On Oct. 7, the American Society of Appraisers (ASA) filed comments with the Financial Accounting Standards Board (FASB) in response to an “Invitation to Comment” on whether to change the subsequent accounting for goodwill and modify the recognition of intangible assets in a business combination, according to a post on the ASA website.
On the topic of goodwill and its treatment, FASB is considering an amortization-only model, an impairment-only model, and an amortization model combined with an impairment test for subsequent accounting of goodwill.

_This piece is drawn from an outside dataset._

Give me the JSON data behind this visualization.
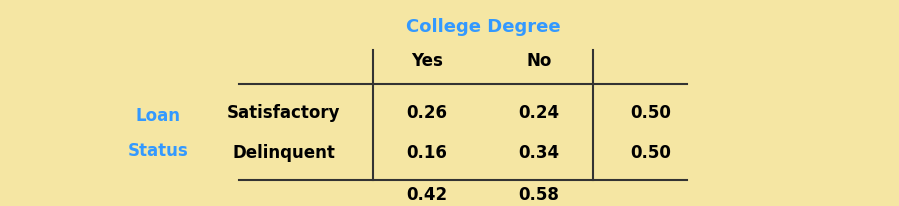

“ASA supports the current impairment-only model and opposes an amortization model for goodwill accounting,” according to the website. “Amortization of goodwill deprives investors of a tool they use to evaluate management performance in their acquisition decisions. Furthermore, an amortization model of goodwill treats company acquisition decisions with a fixed-life span instead of producing on-going results, which is counter to investor behavior.”
ASA wrote that it believes the current approach to valuing intangible assets in a business combination operates well. The current guidelines rightfully acknowledge that value is driven by intangible assets for many investors and entities, the appraisal organization stated.
The separate recognition of identifiable tangible assets between finite and indefinite lived assets is required to represent the actuality of an acquisition. For example, trademarks and consumer-related intangible assets (CRI) are often long-lived and valuable without a definitive lifespan.